Ada dua jenis adopsi di Indonesia. Hukum juga didasarkan pada jenis adopsi atau adopsi berikut:
1. Antar warga negara Indonesia
Adopsi antar warga negara Indonesia disebut juga dengan adopsi dalam negeri. Pengangkatan anak warga negara Indonesia adalah pengangkatan anak Indonesia oleh warga negara Indonesia. Ada beberapa jenis adopsi dalam negeri, antara lain:
- Adopsi Warga Negara Indonesia
Pengangkatan anak ini juga termasuk pengangkatan anak yang dilakukan melalui suatu yayasan atau badan yang ditunjuk oleh Gubernur.
- Adopsi anak adat
Adopsi adat adalah pengangkatan anak secara adat oleh keluarga atau kerabat tertentu. Pengangkatan anak secara adat atau adat termasuk pengangkatan anak dalam suatu paroki atau masyarakat adat. Pengangkatan anak disahkan oleh orang atau pejabat adat dan tidak disetujui oleh pengadilan negeri dan kantor pendaftaran kabupaten/kota yang terdaftar pada dinas sosial atau dinas sosial negara bagian/kabupaten/kota. Namun, Anda dapat mengajukan adopsi ke pengadilan dengan mengacu pada syarat dan tata cara adopsi antar warga negara Indonesia (adopsi pribadi).
- Pengadopsian langsung seorang anak (adopsi pribadi)

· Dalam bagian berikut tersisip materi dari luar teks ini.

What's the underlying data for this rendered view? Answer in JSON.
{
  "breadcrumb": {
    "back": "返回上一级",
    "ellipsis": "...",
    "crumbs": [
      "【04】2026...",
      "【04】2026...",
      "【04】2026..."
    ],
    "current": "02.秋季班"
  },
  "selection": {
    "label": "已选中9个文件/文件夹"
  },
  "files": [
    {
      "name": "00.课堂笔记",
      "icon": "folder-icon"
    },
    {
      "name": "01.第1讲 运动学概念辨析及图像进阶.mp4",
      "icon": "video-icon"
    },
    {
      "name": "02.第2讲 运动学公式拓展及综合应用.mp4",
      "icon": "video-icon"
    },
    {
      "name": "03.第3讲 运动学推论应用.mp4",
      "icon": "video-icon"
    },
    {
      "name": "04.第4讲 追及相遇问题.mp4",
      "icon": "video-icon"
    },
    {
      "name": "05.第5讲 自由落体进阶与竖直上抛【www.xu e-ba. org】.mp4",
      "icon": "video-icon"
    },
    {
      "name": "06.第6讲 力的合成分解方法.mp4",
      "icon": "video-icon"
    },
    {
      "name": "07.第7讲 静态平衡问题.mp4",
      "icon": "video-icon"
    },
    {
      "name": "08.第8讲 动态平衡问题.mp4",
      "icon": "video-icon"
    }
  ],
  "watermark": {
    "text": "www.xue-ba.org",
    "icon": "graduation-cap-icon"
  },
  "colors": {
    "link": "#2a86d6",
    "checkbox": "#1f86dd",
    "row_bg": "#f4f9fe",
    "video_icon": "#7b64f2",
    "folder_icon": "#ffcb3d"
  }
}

Adopsi pribadi terjadi di pengadilan antara calon orang tua angkat dan orang tua kandung/wali/kerabat mereka, dengan tambahan persyaratan adopsi dan rekomendasi dari departemen layanan sosial negara bagian. Oleh karena itu, calon orang tua angkat harus mengajukan permohonan kepada kepala dinas/dinas sosial setempat untuk mendapatkan rekomendasi pengangkatan anak, dan pekerja sosial dinas/lembaga sosial negara dapat menjadi orang tua angkat. merekomendasikan mereka?
- adopsi orang tua tunggal
Pengangkatan anak dengan orang tua tunggal adalah pengangkatan anak oleh warga negara Indonesia kepada anak warga negara Indonesia apabila calon orang tua angkatnya adalah orang tua tunggal.
2. Antar orang asing
Pengangkatan seorang anak antara anak warga negara Indonesia dengan orang warga negara asing adalah sebuah proses pengangkatan anak yang dilakukan oleh warga negara asing sebagai ganti anak warga negara Indonesia atau pengangkatan anak oleh warga negara Indonesia warga negara asing. Prosedur ini dijelaskan dalam Peraturan Menteri Sosial Republik Indonesia No. 110/HUK/2009.